The survey received a significantly high number of responses compared to previous studies that have attempted to do the same at an aggregate level. This positive outcome reflects the shipping companies evolving attitudes towards energy related research. “There exists virtually no publically available data to gauge the implementation of energy efficiency measures thus the survey was deemed to be the most appropriate method for collecting the data. Every effort was made to make the study generalizable and representative using a carefully selected sampling approach, that targets the major sectors, company sizes and regions or shipping clusters” says Dr Rehmatulla.
The survey results show that the most common strategy at the firm level was to buy energy efficient newbuilds and retrofit existing ships, with larger companies opting for these strategies more than the smaller ones. Almost fifty energy saving measures were classified into six categories. The results showed that in each category there were a handful of prevailing options selected by the firms. The findings also suggest a consistent pattern of newer ships adopting more of the measures compared to existing ships through retrofits, although the levels of retrofits also show good level of retrofitting activity amongst the various ship types.

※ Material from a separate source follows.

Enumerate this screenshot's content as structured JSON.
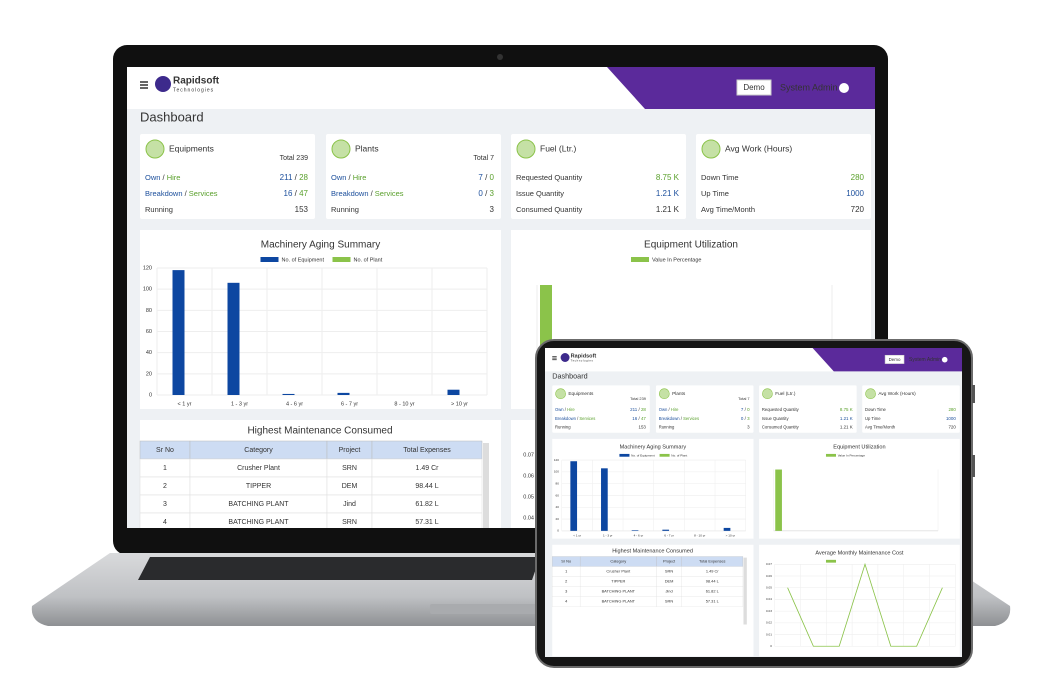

These findings are important to improve the modelling of take-up of energy efficiency measures in GloTraM (a holistic model to better understand the shipping system). The results of the survey provide a baseline for the model and act as a validation method. The model would then be used to forecast longer term scenarios around technology uptake in order to meet the challenge of curbing emissions from the shipping sector. It is possible that an 80-90% reduction in energy efficiency on today’s levels is required by 2050 if the sector is to maintain its current share of 2-3% of global CO2 emissions and in light of existing globally agreed targets. Given this deep decarbonisation challenge, technological energy efficiency measures need to be exploited at all levels in tandem with system wide operational energy efficiency measures as crucial first strategies for the shipping sector to control its emissions.